Fatto sta che “Enea rimase là solo, con due servi e una guida, fra cento femmine, che, fatto un gran cerchio intorno al fuoco, passavano la notte in veglia a mondar canapa e a scambiare lunghe chiacchiere. Trascorsa buona parte della notte, due giovanette condussero Enea, appesantito dal sonno, in una stanzetta con un pagliericcio, pronte a giacere con lui se richieste, perché tale è il costume del luogo”…
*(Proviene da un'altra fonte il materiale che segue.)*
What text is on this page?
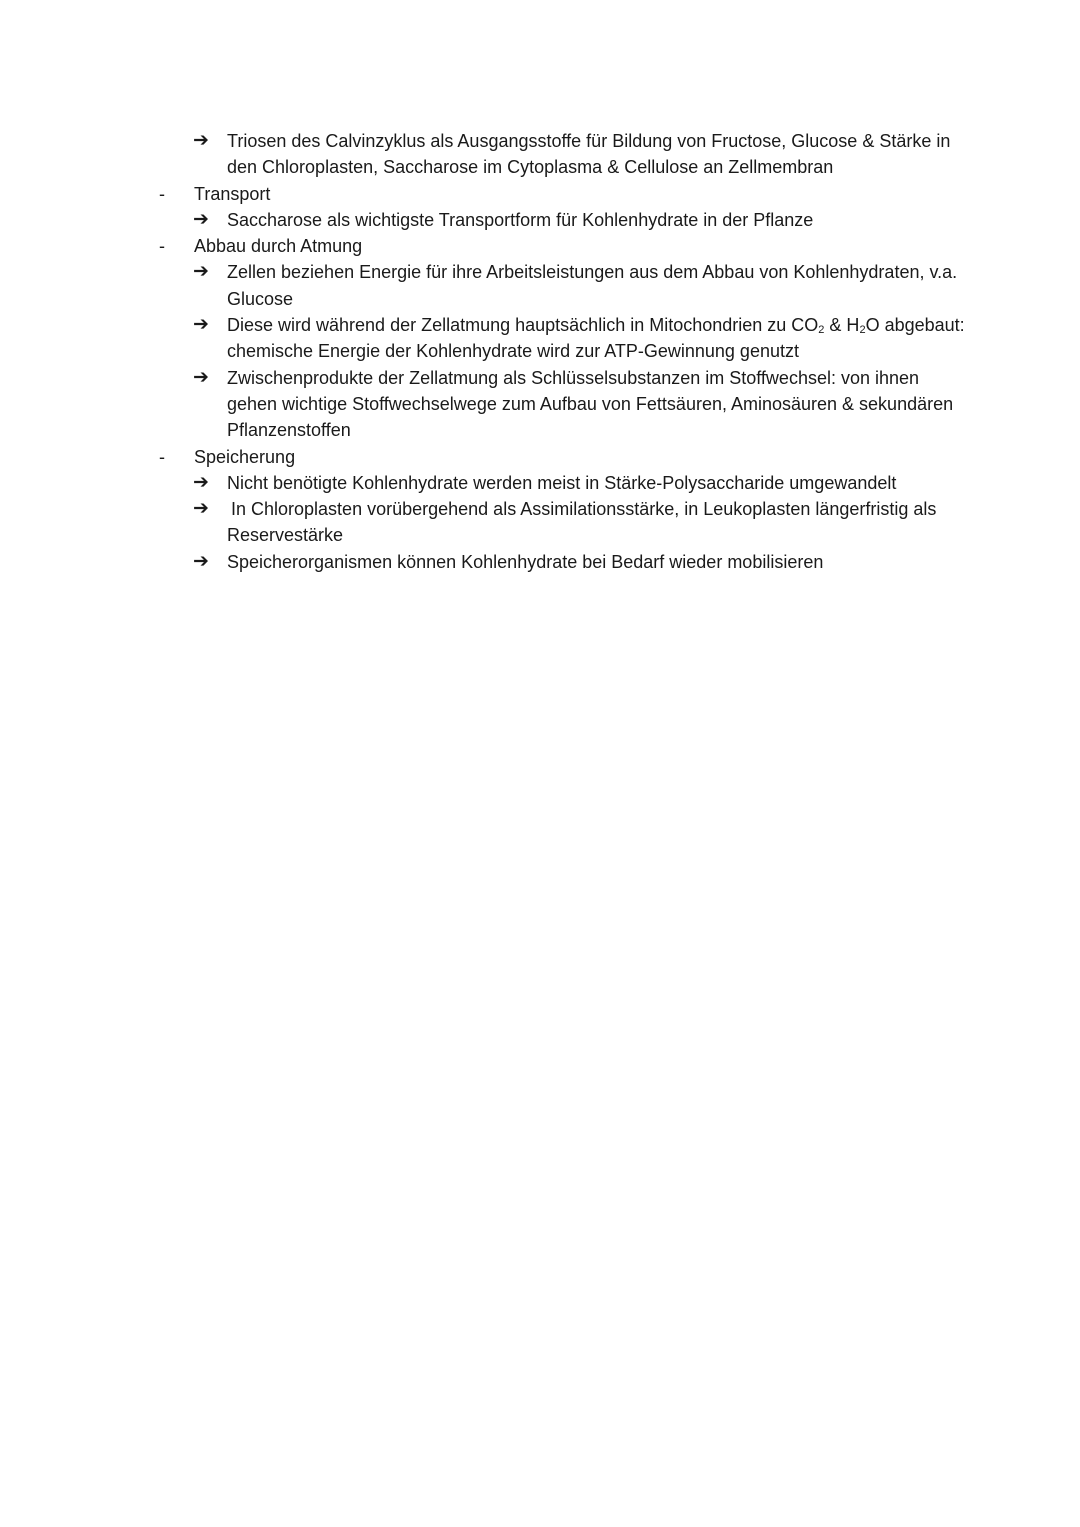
➔ Triosen des Calvinzyklus als Ausgangsstoffe für Bildung von Fructose, Glucose & Stärke in den Chloroplasten, Saccharose im Cytoplasma & Cellulose an Zellmembran
- Transport
➔ Saccharose als wichtigste Transportform für Kohlenhydrate in der Pflanze
- Abbau durch Atmung
➔ Zellen beziehen Energie für ihre Arbeitsleistungen aus dem Abbau von Kohlenhydraten, v.a. Glucose
➔ Diese wird während der Zellatmung hauptsächlich in Mitochondrien zu $CO_2$ & $H_2O$ abgebaut: chemische Energie der Kohlenhydrate wird zur ATP-Gewinnung genutzt
➔ Zwischenprodukte der Zellatmung als Schlüsselsubstanzen im Stoffwechsel: von ihnen gehen wichtige Stoffwechselwege zum Aufbau von Fettsäuren, Aminosäuren & sekundären Pflanzenstoffen
- Speicherung
➔ Nicht benötigte Kohlenhydrate werden meist in Stärke-Polysaccharide umgewandelt
➔ In Chloroplasten vorübergehend als Assimilationsstärke, in Leukoplasten längerfristig als Reservestärke
➔ Speicherorganismen können Kohlenhydrate bei Bedarf wieder mobilisieren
Cosa sarà successo? Il futuro papa, che racconta quando lo è già, non dice nulla. Anzi, proprio il fatto di aver resistito alle “tentazioni” lo avrebbe salvato dal pericolo: invece dei “ladroni” il trambusto avvertito nelle tenebre con “gran clamore di cani latranti e strepito d’oche” è quello provocato dall’arrivo di amici della gente del posto. Voto di castità quindi esaudito o solo stanchezza post coenam? Sarà andata così? Si sa che Enea non scrisse solo d’amore: ebbe anche figli illegittimi. D’altronde, nella Storia di due amanti, il suo Eurialo, di fronte a una Lucrezia in tunica leggera e aderente, non aveva potuto “resistere oltre all’eccitazione”…


Commento  musicale Gilles Binchois, Adieu, jusque je vous revoye

Il mattino dopo è di nuovo in viaggio e giunge a Newcastle-upon-Tyne, “città che dicono essere stata costruita da Cesare” (irreale: il "suo antenato” non superò mail il Kent). Ma “per la prima volta gli parve là di rivedere il mondo reale e la faccia abitata della terra… (I luoghi che aveva appena visitato) non hanno nulla di simile al mondo in cui abitiamo: sono terre selvagge, incolte e mai visitate neppure dal pallido sole invernale”. E dopo questo ritorno a una luminosità “naturale” un po’ di luce spirituale a Durham “per far visita al sepolcro del venerabile Beda” (e qualche notizia per la sua spedizione l’aveva presa certo dalla sua Historia Ecclesiastica Gentis Anglorum). Quindi è la volta di York “dove sorge una cattedrale famosa in tutto il mondo per vastità e bellezza” (storica rivale di quella di Canterbury fin dall’XI secolo, come ho scritto in Letture a proposito di quanto narrato da Eadmero nell'Historia novorum in Anglia).
La cosa divertente - e inquietante – è che durante questo ritorno in incognito Enea viene accompagnato da un giurista inglese che sputa fuoco e fiamme sul Trattato di Arras e maledice continuamente il cardinale Albergati definendolo “un lupo travestito da agnello”: “Chi non si meraviglierebbe dei casi della fortuna? Enea fu accompagnato e protetto fino a Londra da uno che, se l’avesse conosciuto, l’avrebbe subito gettato in prigione”.
Quella Londra tanto ammirata da cui però nessuno straniero può uscire senza lasciapassare. E allora, finale dolceamaro, non resta che “corrompere le guardie del porto – cosa tutt’altro che difficile con tal sorta di gente – che niente ha più dolce dell’oro”. Il diplomatico travestito da mercante ha salvato la pelle all’umanista: potrà tornare a leggere con comodo la condanna dell’”esecranda fame dell’oro” del suo Virgilio.
Non prima di aver attraversato mezza Europa in otto righe come nulla fosse per raggiungere l’Albergati al Concilio di Basilea: strade e assise da brivido.
Si ammalerà gravemente soltanto due anni dopo a Milano. E anche da questi terribili “settantacinque giorni di febbre ardente” riuscirà a riprendersi. Per continuare i suoi intrighi e venire incoronato, prima ancora che pontefice, poeta il 27 luglio 1442 dall’imperatore Federico III. Ma più che il versificatore latino, il cantore di una nuova Cinzia dopo quella di Properzio, resta il grande prosatore che lascerà la poesia agli architetti della sua Pienza rapito dai ben più prosaici impegni di papa e soprattutto - e sempre - di politico.